TARKAN DEĞİL MEHTERAN
Mehter’i Japonya’ya götürense Yunus Emre Enstitüsü’ydü. Kamu vakfı niteliğindeki enstitü, Türkiye’yi, Türk dilini ve kültürünü yurtdışında tanıtmak amacıyla 2007’de kurulmuş. Mehter gösterisi için yağmur altında bekleyenleri gözümle görene kadar anlatılanların biraz abartılı olduğunu düşündüm. Konser sonrasında mehteranın fotoğrafını çekmek isteyen kadınların “İsterseniz sizi birlikte çekelim” önerisi karşısında duygulanıp ağlaması da görülmeye değerdi... Mehter’in Tokyo’da gerçekleştirdiği yürüyüşte insanların çığlık çığlığa -adeta Tarkan görmüşçesine- onlara dokunmaya çalışmasını da es geçmeyeyim. Her gün Harbiye’deki Askeri Müze’de verdikleri konsere, en çok Japon turistlerin ilgi göstermesinin nedeni de bu olsa gerek. Müzedeki konseri dinleyip Türkçe öğrenmeye başlayan bir Japon genç, bizi ziyarete geldi mesela. “Önce televizyonda izledim, sonra YouTube’tan baktım. Müziğini değişik buluyorum, seviyorum” diyen Japon taksici gibi, o da “Sizin enstrümanlar bizde yok, sanırım bu yüzden ilgi duyuyoruz” dedi. Japon kadınların ilgisinde, burma bıyıkların rolü olduğu da aşikâr.

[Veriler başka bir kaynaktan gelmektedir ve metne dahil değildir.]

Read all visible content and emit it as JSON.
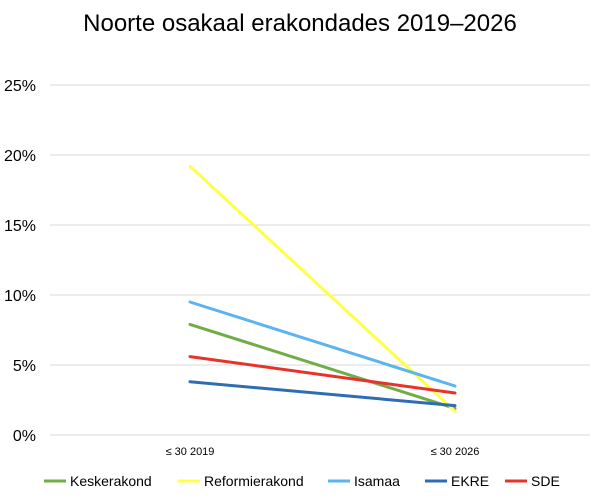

‘Ceddin Deden’ marşı, bundan yaklaşık 10 yıl önce devlet kanalında yayımlanan ‘Ashura No Gotoku’ adlı dizinin fon müziği olarak kullanılmış ve Chugai Seiyaku firmasına ait bir enerji içeceğinin reklam müziği yapılmış.

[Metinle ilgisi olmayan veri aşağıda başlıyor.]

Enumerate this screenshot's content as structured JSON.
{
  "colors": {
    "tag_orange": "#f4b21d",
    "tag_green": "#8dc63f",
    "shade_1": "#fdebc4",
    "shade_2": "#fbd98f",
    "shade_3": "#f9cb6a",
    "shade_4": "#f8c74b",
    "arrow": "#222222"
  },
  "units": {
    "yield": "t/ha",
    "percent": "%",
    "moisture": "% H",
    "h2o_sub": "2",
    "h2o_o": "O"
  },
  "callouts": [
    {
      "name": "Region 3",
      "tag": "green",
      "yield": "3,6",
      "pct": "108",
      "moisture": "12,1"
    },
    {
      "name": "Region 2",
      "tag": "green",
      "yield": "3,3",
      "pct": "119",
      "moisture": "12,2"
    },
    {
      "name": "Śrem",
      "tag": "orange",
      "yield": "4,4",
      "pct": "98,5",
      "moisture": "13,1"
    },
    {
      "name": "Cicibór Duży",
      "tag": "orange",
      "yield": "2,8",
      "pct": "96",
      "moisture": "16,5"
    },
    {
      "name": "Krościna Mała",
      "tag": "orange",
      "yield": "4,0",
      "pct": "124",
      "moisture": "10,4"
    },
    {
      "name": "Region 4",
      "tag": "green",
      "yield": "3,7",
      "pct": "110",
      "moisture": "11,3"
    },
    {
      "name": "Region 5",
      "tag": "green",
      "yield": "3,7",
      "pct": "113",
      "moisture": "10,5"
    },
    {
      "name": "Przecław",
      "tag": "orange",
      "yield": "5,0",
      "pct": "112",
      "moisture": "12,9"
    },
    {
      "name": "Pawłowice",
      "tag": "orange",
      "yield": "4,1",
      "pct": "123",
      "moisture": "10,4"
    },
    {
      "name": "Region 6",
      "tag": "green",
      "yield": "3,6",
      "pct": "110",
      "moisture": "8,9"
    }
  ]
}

Peki, “Japonlar, Türkleri pek sever” klişesi doğru mu? Bunu Japonlar üzerine çalışan akademisyen Erdal Küçükyalçın’a sordum. Kendisi, 1997’de Tokyo’nun kuzeybatısında, Japon Denizi kıyısında kurulan ‘Kashiwazaki Türk Kültür Kasabası’ temalı park projesinin proje direktörlüğünü de yapmıştı. Küçükyalçın’a göre 20 sene öncesine kadar insanların aklındaki Türkiye imajı ‘oryantal ve gizemli ülke’ imgesinden ibaretmiş. O dönemlerde büyük hit olan bir şarkı var: ‘Tonde Istanbul.’ Yani, ‘İstanbul’a Uçalım.’ Bu şarkının karaoke kliplerinde bu imajı yansıtacak şekilde sihirli bir kutudan çıkan esrarengiz şeyler yer almış. Bir zamanlar Japonya’nın birçok bölgesinde Türkiye’nin nerede olduğunu bilen insan bulmak zorken doğrudan uçuşlar, ‘Kashiwazaki Türk Kültür Kasabası’ ve üstüne bir de Japon televizyonlarının hazırladığı belgesellerle şimdi durum epey farklı.

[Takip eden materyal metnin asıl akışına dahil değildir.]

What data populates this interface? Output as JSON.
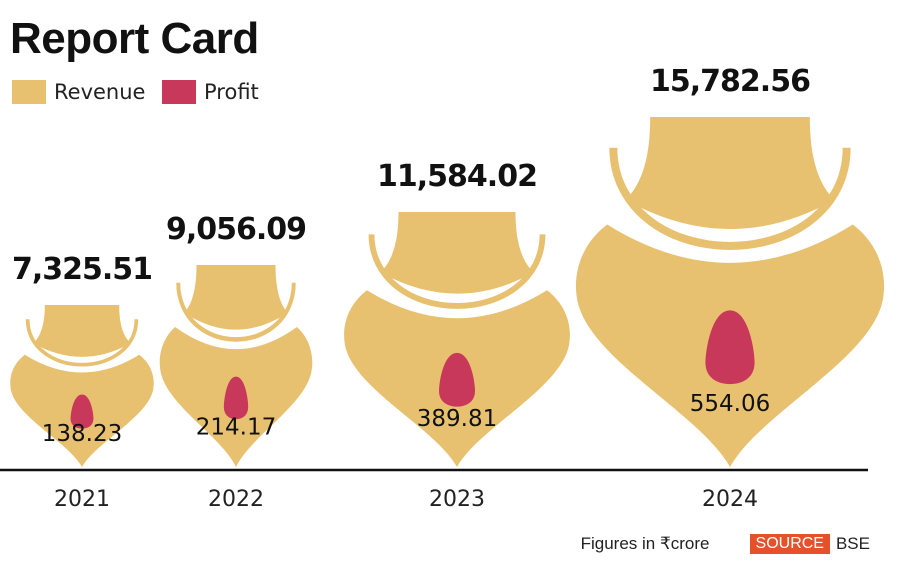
{
  "title": "Report Card",
  "legend": [
    {
      "label": "Revenue",
      "color": "#e8c170"
    },
    {
      "label": "Profit",
      "color": "#c8385a"
    }
  ],
  "chart_data": {
    "type": "bar",
    "title": "Report Card",
    "categories": [
      "2021",
      "2022",
      "2023",
      "2024"
    ],
    "series": [
      {
        "name": "Revenue",
        "values": [
          7325.51,
          9056.09,
          11584.02,
          15782.56
        ],
        "labels": [
          "7,325.51",
          "9,056.09",
          "11,584.02",
          "15,782.56"
        ]
      },
      {
        "name": "Profit",
        "values": [
          138.23,
          214.17,
          389.81,
          554.06
        ],
        "labels": [
          "138.23",
          "214.17",
          "389.81",
          "554.06"
        ]
      }
    ],
    "units": "₹ crore"
  },
  "footer": {
    "note": "Figures in ₹crore",
    "source_label": "SOURCE",
    "source": "BSE"
  }
}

Ancak bu ‘flört’te payı olan bir isim var ki Japonlar arasında epey meşhur: Kushimoto’da Ertuğrul Projesi Başkanı olan Tufan Turanlı. Sualtı araştırmaları yapan arkeolog, 2007’den bu yana da düzenli olarak ekibiyle geminin battığı yere dalıyor. Onun tek amacı, 609 denizcinin anısını canlı tutmak, zaten 12 milyon tirajlı Japon ‘Asahi’ gazetesinde sık sık Ertuğrul’u yazmasının nedeni de bu. Ertuğrul Anıtı’nın bakımı Oşima İlkokulu’nun minik öğrencileri tarafından yapılıyor, facia ülkedeki ders kitaplarında işleniyor. Tufan Hoca ayrıca her sene Japon öğrencileri toplayıp Japonya’daki laboratuvara götürüyor: “Onlara gemiden çıkan mesela bir çivi veriyorum, heyecanla yanındaki arkadaşına ‘Ben Ertuğrul’un eserini elimde tutuyorum’ diyor. Sonra hepsini topluyorum karşıma, ‘Sualtı arkeoloğu olmak isteyen var mı’ diyorum, bütün eller havaya kalkıyor. İşte önemli olan onlara bu heyecanı verebilmek.”